Last updated 2026-05-28

In a study of 251 people with liver disease, a machine-learning model and pathologists both found that a higher percentage of those taking a 0.4 mg dose of semaglutide had improved liver biopsy results after 72 weeks compared to those taking a placebo (58.5% vs. 22.0% for pathologists, and 36.9% vs. 11.9% for the model). The machine-learning model also detected a measurable reduction in liver scarring with the 0.4 mg dose that was not found using traditional methods.

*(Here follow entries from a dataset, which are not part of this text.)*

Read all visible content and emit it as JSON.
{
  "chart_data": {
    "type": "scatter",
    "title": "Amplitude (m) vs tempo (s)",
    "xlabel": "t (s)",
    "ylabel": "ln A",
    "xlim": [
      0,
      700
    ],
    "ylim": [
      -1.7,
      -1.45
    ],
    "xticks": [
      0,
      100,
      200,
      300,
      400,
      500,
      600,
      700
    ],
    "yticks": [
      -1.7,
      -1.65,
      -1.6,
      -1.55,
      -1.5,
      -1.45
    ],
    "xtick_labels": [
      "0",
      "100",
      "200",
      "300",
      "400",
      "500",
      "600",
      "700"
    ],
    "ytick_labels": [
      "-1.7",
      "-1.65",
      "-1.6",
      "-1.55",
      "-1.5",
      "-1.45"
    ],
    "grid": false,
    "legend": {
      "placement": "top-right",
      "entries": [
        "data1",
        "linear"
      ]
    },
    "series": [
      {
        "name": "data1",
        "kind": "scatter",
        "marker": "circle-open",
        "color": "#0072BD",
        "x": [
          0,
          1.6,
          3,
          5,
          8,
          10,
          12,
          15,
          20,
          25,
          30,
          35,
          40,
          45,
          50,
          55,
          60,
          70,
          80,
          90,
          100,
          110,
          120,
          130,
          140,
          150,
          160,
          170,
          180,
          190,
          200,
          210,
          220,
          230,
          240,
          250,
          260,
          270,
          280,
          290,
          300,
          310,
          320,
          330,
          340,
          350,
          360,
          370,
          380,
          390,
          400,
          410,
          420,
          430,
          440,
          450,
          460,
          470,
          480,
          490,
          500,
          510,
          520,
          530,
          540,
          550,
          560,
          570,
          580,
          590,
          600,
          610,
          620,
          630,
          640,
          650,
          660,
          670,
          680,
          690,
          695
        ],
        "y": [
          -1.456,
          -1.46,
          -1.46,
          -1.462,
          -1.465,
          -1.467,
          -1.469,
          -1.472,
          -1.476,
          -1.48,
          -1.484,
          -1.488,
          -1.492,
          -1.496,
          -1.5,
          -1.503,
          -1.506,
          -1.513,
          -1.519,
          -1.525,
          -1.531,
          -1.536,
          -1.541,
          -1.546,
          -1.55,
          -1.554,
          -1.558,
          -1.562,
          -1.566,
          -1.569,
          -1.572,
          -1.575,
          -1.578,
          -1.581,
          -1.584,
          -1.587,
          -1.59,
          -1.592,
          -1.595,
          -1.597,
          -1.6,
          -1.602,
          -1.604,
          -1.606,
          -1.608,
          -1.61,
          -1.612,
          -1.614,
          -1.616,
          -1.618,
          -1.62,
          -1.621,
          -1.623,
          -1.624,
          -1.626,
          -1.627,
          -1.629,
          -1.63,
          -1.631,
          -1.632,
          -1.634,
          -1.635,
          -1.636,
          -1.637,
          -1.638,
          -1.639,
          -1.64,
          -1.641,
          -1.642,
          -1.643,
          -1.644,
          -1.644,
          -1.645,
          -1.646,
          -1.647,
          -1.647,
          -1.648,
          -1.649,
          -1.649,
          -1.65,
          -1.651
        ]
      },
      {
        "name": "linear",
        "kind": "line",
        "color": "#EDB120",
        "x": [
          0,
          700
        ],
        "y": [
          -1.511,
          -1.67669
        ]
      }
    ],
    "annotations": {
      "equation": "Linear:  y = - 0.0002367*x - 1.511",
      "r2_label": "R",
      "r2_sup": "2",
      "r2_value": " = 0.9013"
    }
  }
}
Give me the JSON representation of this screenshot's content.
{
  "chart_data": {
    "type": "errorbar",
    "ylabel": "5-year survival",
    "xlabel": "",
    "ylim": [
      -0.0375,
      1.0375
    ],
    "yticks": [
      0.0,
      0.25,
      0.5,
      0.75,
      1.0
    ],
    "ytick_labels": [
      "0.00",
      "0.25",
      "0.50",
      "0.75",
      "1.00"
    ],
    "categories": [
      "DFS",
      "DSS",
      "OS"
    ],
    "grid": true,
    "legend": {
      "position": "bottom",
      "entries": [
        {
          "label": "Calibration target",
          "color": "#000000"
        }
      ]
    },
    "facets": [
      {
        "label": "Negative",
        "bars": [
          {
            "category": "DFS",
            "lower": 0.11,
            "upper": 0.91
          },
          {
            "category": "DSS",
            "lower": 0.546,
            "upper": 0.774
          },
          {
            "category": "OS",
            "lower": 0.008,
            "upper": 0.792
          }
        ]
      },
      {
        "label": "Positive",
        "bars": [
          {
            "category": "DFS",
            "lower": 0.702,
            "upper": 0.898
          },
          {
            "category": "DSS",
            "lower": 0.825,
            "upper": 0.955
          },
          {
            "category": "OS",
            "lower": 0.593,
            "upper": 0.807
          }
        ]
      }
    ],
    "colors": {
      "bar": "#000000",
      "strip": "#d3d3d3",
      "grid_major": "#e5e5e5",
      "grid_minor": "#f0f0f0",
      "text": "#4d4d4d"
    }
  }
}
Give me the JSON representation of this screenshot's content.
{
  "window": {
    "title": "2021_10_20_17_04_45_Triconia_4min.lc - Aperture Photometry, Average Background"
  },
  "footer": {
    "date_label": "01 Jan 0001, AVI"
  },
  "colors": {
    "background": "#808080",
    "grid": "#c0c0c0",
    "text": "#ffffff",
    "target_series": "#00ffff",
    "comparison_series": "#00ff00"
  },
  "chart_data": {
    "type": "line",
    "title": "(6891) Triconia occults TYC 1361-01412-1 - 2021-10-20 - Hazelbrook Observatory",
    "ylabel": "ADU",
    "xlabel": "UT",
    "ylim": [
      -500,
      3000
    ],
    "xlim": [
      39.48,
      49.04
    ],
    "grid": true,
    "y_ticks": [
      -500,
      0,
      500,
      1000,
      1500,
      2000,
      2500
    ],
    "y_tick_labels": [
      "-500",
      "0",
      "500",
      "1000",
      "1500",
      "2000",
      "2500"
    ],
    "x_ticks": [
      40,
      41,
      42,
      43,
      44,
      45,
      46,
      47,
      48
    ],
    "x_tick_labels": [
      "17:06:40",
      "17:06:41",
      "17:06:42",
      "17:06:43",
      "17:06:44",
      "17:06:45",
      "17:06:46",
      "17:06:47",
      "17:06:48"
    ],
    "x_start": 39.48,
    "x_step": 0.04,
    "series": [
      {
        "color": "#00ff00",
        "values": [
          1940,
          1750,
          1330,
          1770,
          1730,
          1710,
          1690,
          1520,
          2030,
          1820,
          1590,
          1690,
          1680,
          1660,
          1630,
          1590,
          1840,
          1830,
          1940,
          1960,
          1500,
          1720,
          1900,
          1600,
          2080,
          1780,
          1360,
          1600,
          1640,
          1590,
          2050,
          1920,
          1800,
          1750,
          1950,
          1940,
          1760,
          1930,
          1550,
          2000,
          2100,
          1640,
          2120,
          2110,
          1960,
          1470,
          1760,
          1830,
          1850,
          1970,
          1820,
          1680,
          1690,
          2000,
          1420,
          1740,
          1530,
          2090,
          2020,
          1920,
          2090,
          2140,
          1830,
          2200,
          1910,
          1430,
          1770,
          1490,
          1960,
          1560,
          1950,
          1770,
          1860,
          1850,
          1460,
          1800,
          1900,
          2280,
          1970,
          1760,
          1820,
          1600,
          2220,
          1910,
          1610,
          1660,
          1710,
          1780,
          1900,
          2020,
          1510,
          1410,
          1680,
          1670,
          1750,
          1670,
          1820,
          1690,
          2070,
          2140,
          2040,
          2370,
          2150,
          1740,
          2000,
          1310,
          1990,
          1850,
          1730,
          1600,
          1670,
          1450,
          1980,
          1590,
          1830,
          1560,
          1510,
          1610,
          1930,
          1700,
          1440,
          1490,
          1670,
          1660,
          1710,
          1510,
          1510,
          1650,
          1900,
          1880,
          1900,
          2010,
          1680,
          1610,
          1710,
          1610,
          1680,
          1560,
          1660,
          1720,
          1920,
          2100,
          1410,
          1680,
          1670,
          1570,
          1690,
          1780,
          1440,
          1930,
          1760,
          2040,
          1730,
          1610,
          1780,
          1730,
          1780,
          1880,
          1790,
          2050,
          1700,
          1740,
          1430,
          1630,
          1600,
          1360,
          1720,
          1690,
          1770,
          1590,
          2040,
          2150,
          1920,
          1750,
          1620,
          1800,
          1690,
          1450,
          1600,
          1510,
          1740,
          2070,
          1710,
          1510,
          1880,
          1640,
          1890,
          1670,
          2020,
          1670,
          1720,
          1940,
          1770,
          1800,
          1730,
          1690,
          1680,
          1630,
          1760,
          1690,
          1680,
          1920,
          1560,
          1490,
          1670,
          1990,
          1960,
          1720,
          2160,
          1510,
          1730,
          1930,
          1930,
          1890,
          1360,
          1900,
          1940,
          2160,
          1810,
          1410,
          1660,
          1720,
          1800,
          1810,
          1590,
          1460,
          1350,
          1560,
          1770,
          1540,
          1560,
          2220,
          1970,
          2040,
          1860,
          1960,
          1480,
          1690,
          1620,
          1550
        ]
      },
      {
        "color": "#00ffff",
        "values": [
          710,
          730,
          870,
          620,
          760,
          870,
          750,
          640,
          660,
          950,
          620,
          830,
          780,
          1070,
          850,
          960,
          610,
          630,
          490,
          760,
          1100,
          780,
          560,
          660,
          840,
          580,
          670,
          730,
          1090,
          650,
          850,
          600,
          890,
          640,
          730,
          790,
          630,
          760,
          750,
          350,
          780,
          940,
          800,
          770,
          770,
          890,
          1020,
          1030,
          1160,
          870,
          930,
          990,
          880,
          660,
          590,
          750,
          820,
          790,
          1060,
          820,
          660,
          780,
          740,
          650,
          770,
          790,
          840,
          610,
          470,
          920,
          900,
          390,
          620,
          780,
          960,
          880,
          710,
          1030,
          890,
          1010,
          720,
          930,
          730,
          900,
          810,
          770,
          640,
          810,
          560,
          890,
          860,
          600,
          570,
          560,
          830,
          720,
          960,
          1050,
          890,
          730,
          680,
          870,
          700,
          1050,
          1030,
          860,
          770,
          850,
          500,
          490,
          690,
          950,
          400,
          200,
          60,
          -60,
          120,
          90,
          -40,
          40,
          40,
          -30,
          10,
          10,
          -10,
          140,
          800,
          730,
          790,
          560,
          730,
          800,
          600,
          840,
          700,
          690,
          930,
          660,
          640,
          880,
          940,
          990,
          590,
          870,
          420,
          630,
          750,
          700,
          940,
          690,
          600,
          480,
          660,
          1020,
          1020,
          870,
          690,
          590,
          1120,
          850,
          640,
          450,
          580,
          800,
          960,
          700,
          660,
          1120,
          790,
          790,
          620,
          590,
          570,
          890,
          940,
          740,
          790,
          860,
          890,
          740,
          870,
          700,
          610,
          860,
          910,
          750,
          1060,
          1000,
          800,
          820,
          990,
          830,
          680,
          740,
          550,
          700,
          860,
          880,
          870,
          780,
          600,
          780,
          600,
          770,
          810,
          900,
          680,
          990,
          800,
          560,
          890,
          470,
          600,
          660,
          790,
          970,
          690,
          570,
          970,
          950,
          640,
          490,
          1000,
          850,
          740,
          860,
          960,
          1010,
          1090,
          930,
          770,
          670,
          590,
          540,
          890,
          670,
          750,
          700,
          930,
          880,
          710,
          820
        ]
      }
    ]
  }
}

AI summary of the abstract below.

JournalHepatology, 2024
Citations29
Relative citation ratio4.94
NIH percentile92
Molecules semaglutide
Conditions studied Mash

Abstract

BACKGROUND AND AIMS: Artificial intelligence-powered digital pathology offers the potential to quantify histological findings in a reproducible way. This analysis compares the evaluation of histological features of NASH between pathologists and a machine-learning (ML) pathology model. APPROACH AND RESULTS: This post hoc analysis included data from a subset of patients (n=251) with biopsy-confirmed NASH and fibrosis stage F1-F3 from a 72-week randomized placebo-controlled trial of once-daily subcutaneous semaglutide 0.1, 0.2, or 0.4 mg (NCT02970942). Biopsies at baseline and week 72 were read by 2 pathologists. Digitized biopsy slides were evaluated by PathAI's NASH ML models to quantify changes in fibrosis, steatosis, inflammation, and hepatocyte ballooning using categorical assessments and continuous scores. Pathologist and ML-derived categorical assessments detected a significantly greater percentage of patients achieving the primary endpoint of NASH resolution without worsening of fibrosis with semaglutide 0.4 mg versus placebo (pathologist 58.5% vs. 22.0%, p < 0.0001; ML 36.9% vs. 11.9%; p =0.0015). Both methods detected a higher but nonsignificant percentage of patients on semaglutide 0.4 mg versus placebo achieving the secondary endpoint of liver fibrosis improvement without NASH worsening. ML continuous scores detected significant treatment-induced responses in histological features, including a quantitative reduction in fibrosis with semaglutide 0.4 mg versus placebo ( p =0.0099) that could not be detected using pathologist or ML categorical assessment. CONCLUSIONS: ML categorical assessments reproduced pathologists' results of histological improvement with semaglutide for steatosis and disease activity. ML-based continuous scores demonstrated an antifibrotic effect not measured by conventional histopathology.